Wohl nicht. Wir sind eine Kooperative von 300 Bauern, die nur wenige Kühe haben. Ich selbst zum Beispiel habe sieben Tiere, die in der Regenzeit nur bis zu vier Liter Milch täglich geben, in der Trockenzeit fast gar keine. Holstein-Friesen-Kühe, die in Europa weit verbreitet sind, liefern bis zu 45 Liter am Tag. Ich melke von Hand, die EU-Bauern haben riesige Melkmaschinen. Da haben wir keine Chance.

Was wären denn die konkreten Folgen, wenn Europas Landwirtschaft den Markt in Sambia mit billiger Milch überschwemmen würde ?

Wenn das kommt, würde unser Betrieb schließen. Dann haben wir kein Einkommen mehr. Im Moment geht es den Mitgliedern unserer Kooperative relativ gut. Manche können ihre Kinder sogar auf die höhere Schulen schicken. Wenn die Kooperative schließen müsste, würde alles leiden: der Bildungssektor, die Gesundheitsversorgung, es gäbe viel Arbeitslosigkeit. Unsere Kooperative hat Hilfe von der deutschen Botschaft und der Gesellschaft für Technische Zusammenarbeit bekommen. Das wäre dann alles für die Katz.

Könnten Sie nicht auf andere Produkte umsteigen?

Viele von uns haben früher Mais angebaut und machen das heute noch nebenbei. Aber Mais gibt uns nicht genug Geld. Die Milch können wir besser verkaufen. Derzeit nimmt sie uns der italienische Nahrungsmittelkonzern Parmalat ab. Damit können wir ein für Sambia ganz gutes Einkommen erzielen.

Können Sambia und andere afrikanische Länder ihre Märkte denn nicht mit Zöllen gegen Billigimporte aus der EU schützen?
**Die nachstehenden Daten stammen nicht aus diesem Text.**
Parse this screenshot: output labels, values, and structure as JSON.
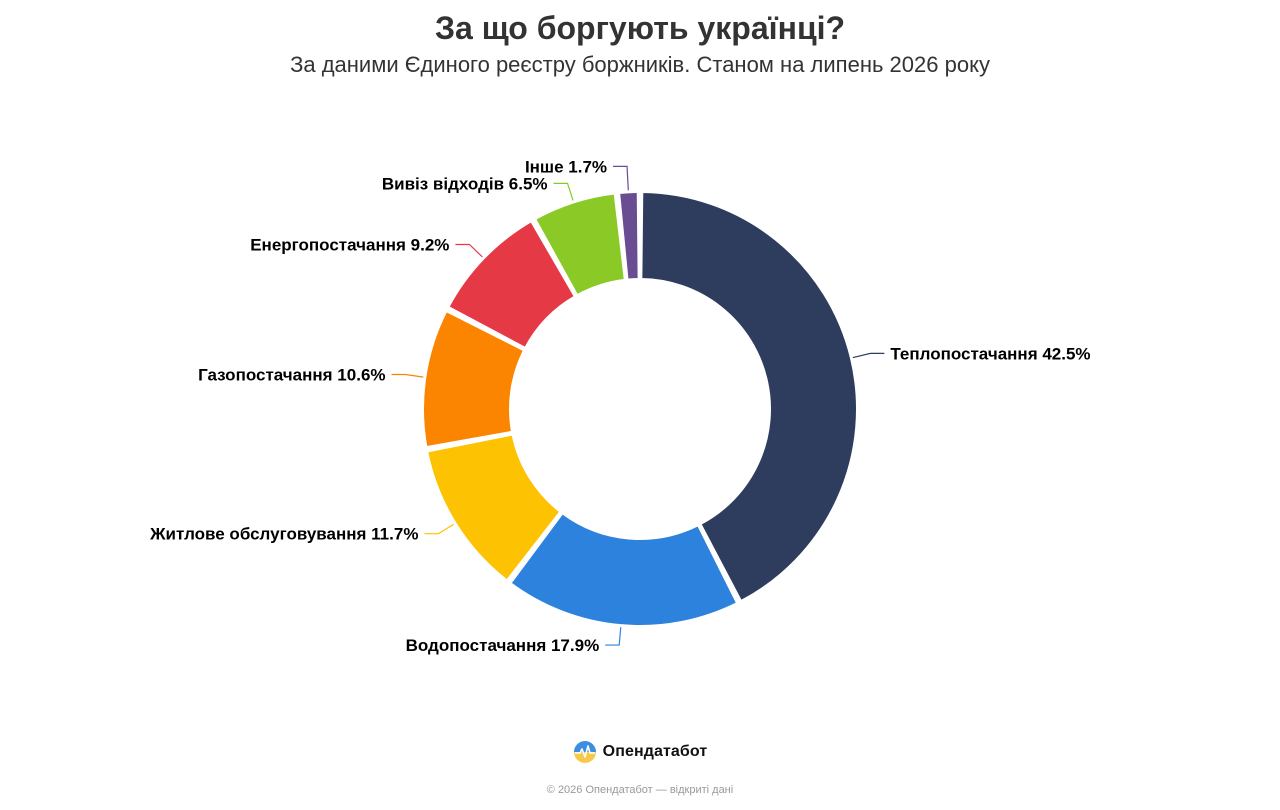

Bisher ja, aber unsere Regierung hat zugesagt, ein Freihandelsabkommen mit der EU zu ratifizieren. Dann müsste Sambia die Zölle für 90 Prozent aller Produkte abschaffen. Wir fordern deshalb, dass wir wenigstens Milchprodukte weiter schützen können. Ähnliche Abkommen plant die EU übrigens auch mit 77 anderen Staaten Afrikas, der Karibik und des Pazifiks.